Director of Global Safety and Security, Northwestern University

2007 | Evanston, IL

Syracuse University | Speech Communications

An MSU Law degree has helped Julie Anne Friend, ’07, create a whole new career path – for herself and others.

An MSU Law degree has helped Julie Anne Friend, ’07, create a whole new career path – for herself and others.

Friend was appointed as a technical advisor to the Overseas Security Advisory Council (OSAC) in 2008 while working with the MSU Office of Study Abroad, one of only three such positions in the country. Her scholarship and advocacy on emergency planning and response have contributed to the development of professional standards in the field. The MSU U.S. State Department Travel Warning policy, one of the first of its kind, is considered a national benchmark. In 2013, she published the nation’s first written guidance on responding to a student death abroad.
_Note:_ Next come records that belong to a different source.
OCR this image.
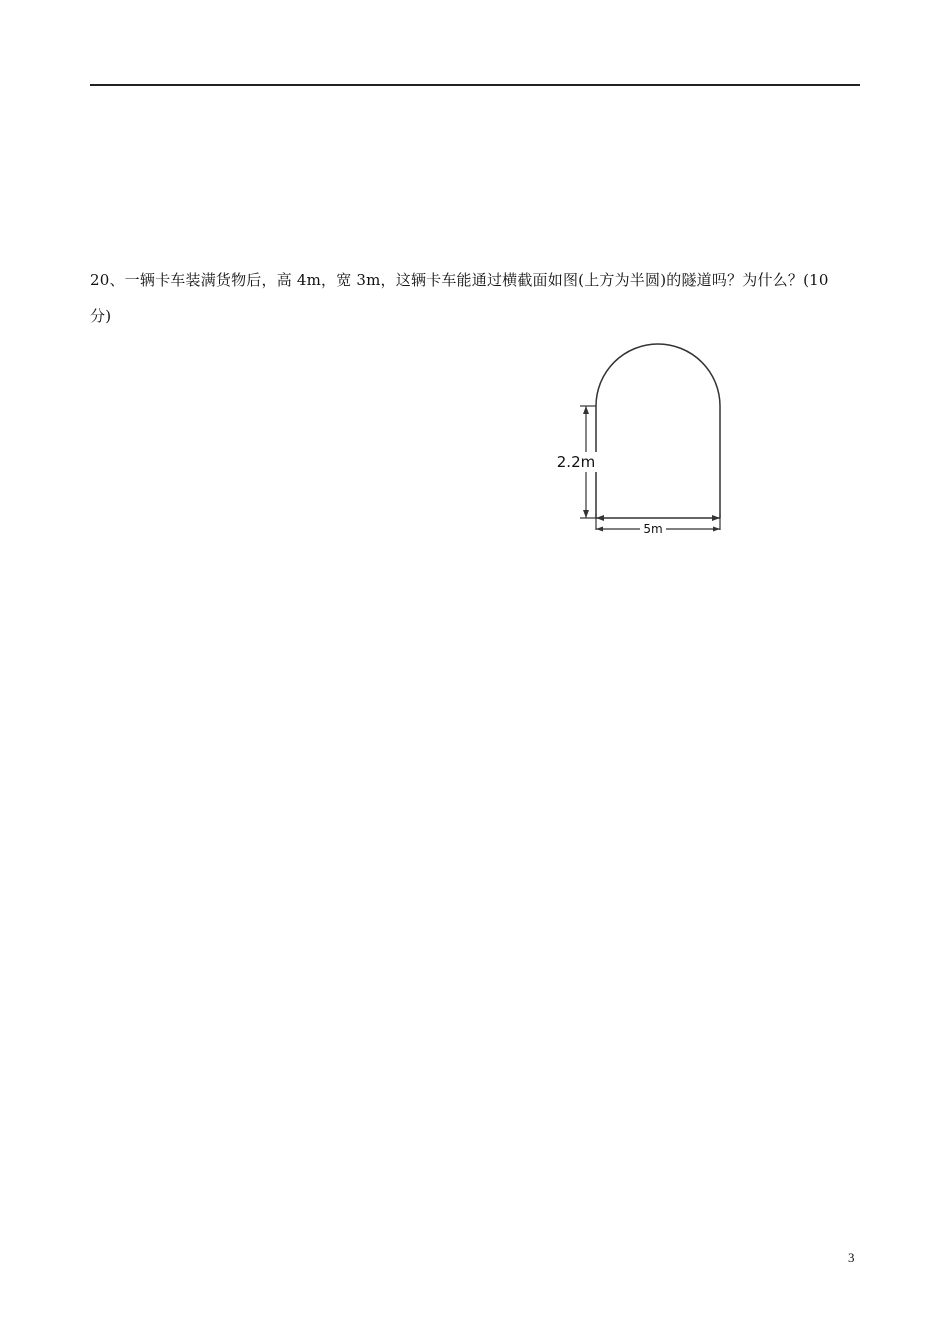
20、一辆卡车装满货物后，高 4m，宽 3m，这辆卡车能通过横截面如图(上方为半圆)的隧道吗？为什么？(10
分)
5m
2.2m
3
Friend now represents Northwestern University on the council, which provides information, resources, and analysis pertaining to international health, legal, safety, and security issues concerning non-governmental organizations (NGOs), faith-based groups, and university students, faculty members, and researchers abroad.

She was honored in November 2014 by OSAC, a division of The Bureau of Diplomatic Security in the U.S. Department of State, with its Technical Advisor Achievement Award in recognition of her national leadership in addressing security and safety issues affecting academics traveling in high-risk areas around the globe.

Friend said the award permits a heightened understanding of the vast complement of international travel and sets the stage for better coordination between non-governmental organizations, faith-based groups, and academia to keep travelers safe and mitigate risk.

"The traditional assumption that university-sponsored travel is not high-risk still exists, but the truth is that most colleges and universities offer a wide variety of educational opportunities ranging from study abroad programs to service learning projects, research and (medical or veterinary students) providing health care,” she said. "Sometimes these activities occur in places of heightened risk."